When they start to understand that the non-determinism isn't really the only problem of their classical assumptions, they start to talk about non-locality. But non-locality isn't the real problem, either. Non-local hidden variable theories still fail. What Nature really requires us to do is to describe Her with mutually non-commuting observables. The very combination of words "non-commuting observables" says that the quantities that determine anything that may be observed and perceived simply can't be determined at the same moment.

If one uses the bizarre vocabulary of the hidden-variable apologists, he may study some of the trivial results such as the $A_{ij}$ ion experiment above, and he may build a pile of "desired adjective" that the ultimate hidden-variable theory must satisfy. "Contextual" is one of those adjectives. However, when you combine all these adjectives and express them quantitatively, you will find out that proper quantum mechanics – with the probabilistic, instrumentalist interpretation known from the very beginning – is the only possible theory that may satisfy all these adjectives.

In this text, I argued that "contextuality" is a property of quantum mechanics; in the quantum context, it may be rephrased as the non-existence of an objective reality.
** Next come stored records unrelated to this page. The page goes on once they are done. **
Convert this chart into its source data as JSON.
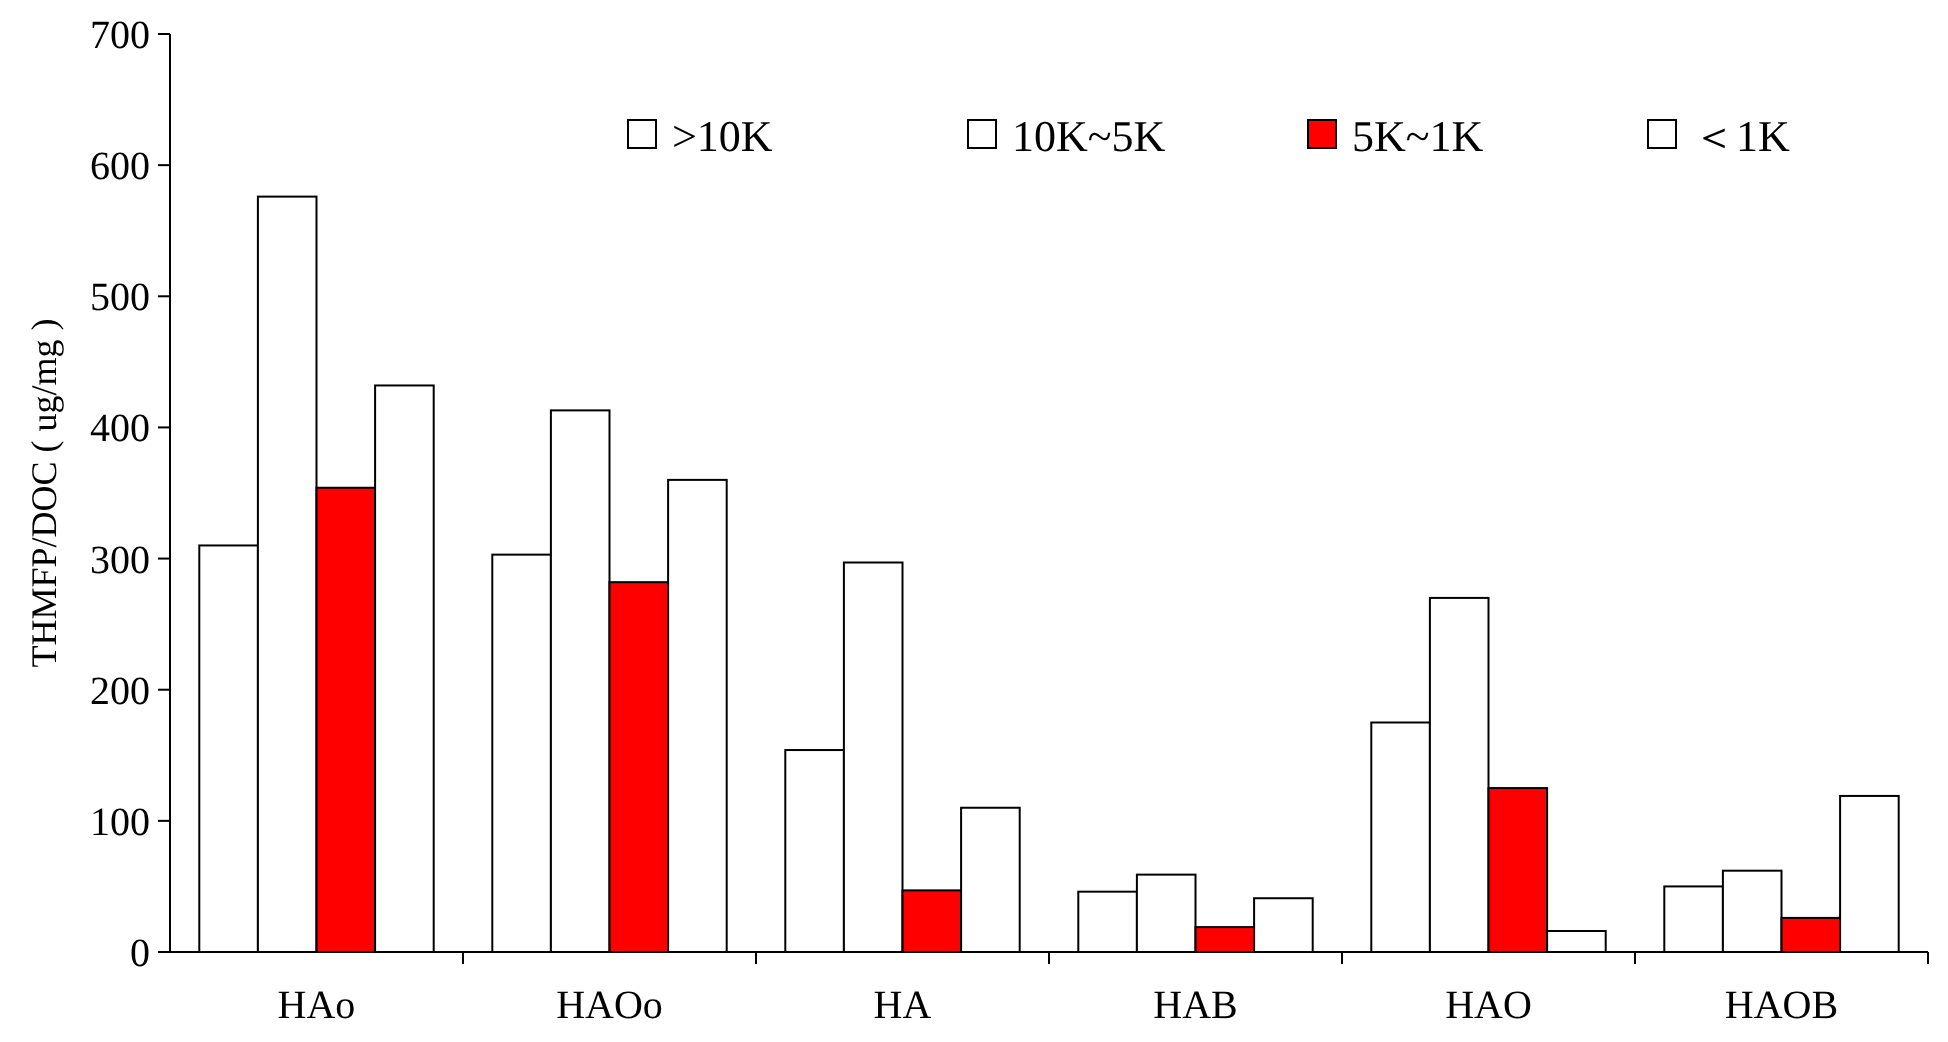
{
  "chart_data": {
    "type": "bar",
    "ylabel": "THMFP/DOC ( ug/mg )",
    "categories": [
      "HAo",
      "HAOo",
      "HA",
      "HAB",
      "HAO",
      "HAOB"
    ],
    "series": [
      {
        "name": ">10K",
        "color": "#ffffff",
        "values": [
          310,
          303,
          154,
          46,
          175,
          50
        ]
      },
      {
        "name": "10K~5K",
        "color": "#ffffff",
        "values": [
          576,
          413,
          297,
          59,
          270,
          62
        ]
      },
      {
        "name": "5K~1K",
        "color": "#ff0000",
        "values": [
          354,
          282,
          47,
          19,
          125,
          26
        ]
      },
      {
        "name": "＜1K",
        "color": "#ffffff",
        "values": [
          432,
          360,
          110,
          41,
          16,
          119
        ]
      }
    ],
    "ylim": [
      0,
      700
    ],
    "yticks": [
      0,
      100,
      200,
      300,
      400,
      500,
      600,
      700
    ],
    "grid": false,
    "legend": "top right"
  }
}
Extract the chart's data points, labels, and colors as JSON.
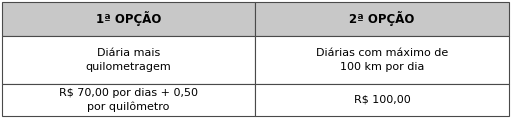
{
  "header": [
    "1ª OPÇÃO",
    "2ª OPÇÃO"
  ],
  "row1_col1": "Diária mais\nquilometragem",
  "row1_col2": "Diárias com máximo de\n100 km por dia",
  "row2_col1": "R$ 70,00 por dias + 0,50\npor quilômetro",
  "row2_col2": "R$ 100,00",
  "header_bg": "#c8c8c8",
  "cell_bg": "#ffffff",
  "border_color": "#4a4a4a",
  "header_fontsize": 8.5,
  "cell_fontsize": 8.0,
  "header_font_weight": "bold",
  "cell_font_weight": "normal",
  "fig_width": 5.11,
  "fig_height": 1.18,
  "dpi": 100
}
However, I also want to stress that the usage of the words "contextual" and "non-contextual" is tendentious and this vocabulary is pretty much restricted to the people who are obsessed with a mission to show that quantum mechanics is fundamentally wrong or incomplete.

A person who understands that the basic framework underlying modern physics has to be quantum mechanical probably wouldn't ever talk about "contextual" things because this adjective just takes a property of quantum mechanics from the context. Of course that the values of the observables (and the predicted probabilities) depend on what you decide to measure; if you measure something that doesn't commute with $L$, you inevitable change the probabilities of different values of $L$.

While "contextuality" may be understood to be a valid property of quantum mechanics and our world, and I treated it in this way so far, it is a word hijacked by those who refuse quantum mechanics. Because they assume incorrect things about Nature, they're "immediately" deducing many things out of "contextuality" that are not true. Non-locality is one of them. Non-locality of the laws of physics would mean that at least in principle, events at location $A$ change the probabilities of different things that may be seen at location $B$. But quantum mechanics (especially its relativistic models, namely quantum field theories and string theory) denies this non-locality: locality is completely exact. The identification of "contextuality" and "non-locality" is one of the flawed operations that are made by the people who still assume that the world is intrinsically classical. They're not using quantum mechanics (and its logic) to evaluate the validity of various propositions so they're often ending with as invalid statements as $\prod R_i = \prod C_i$ would be above.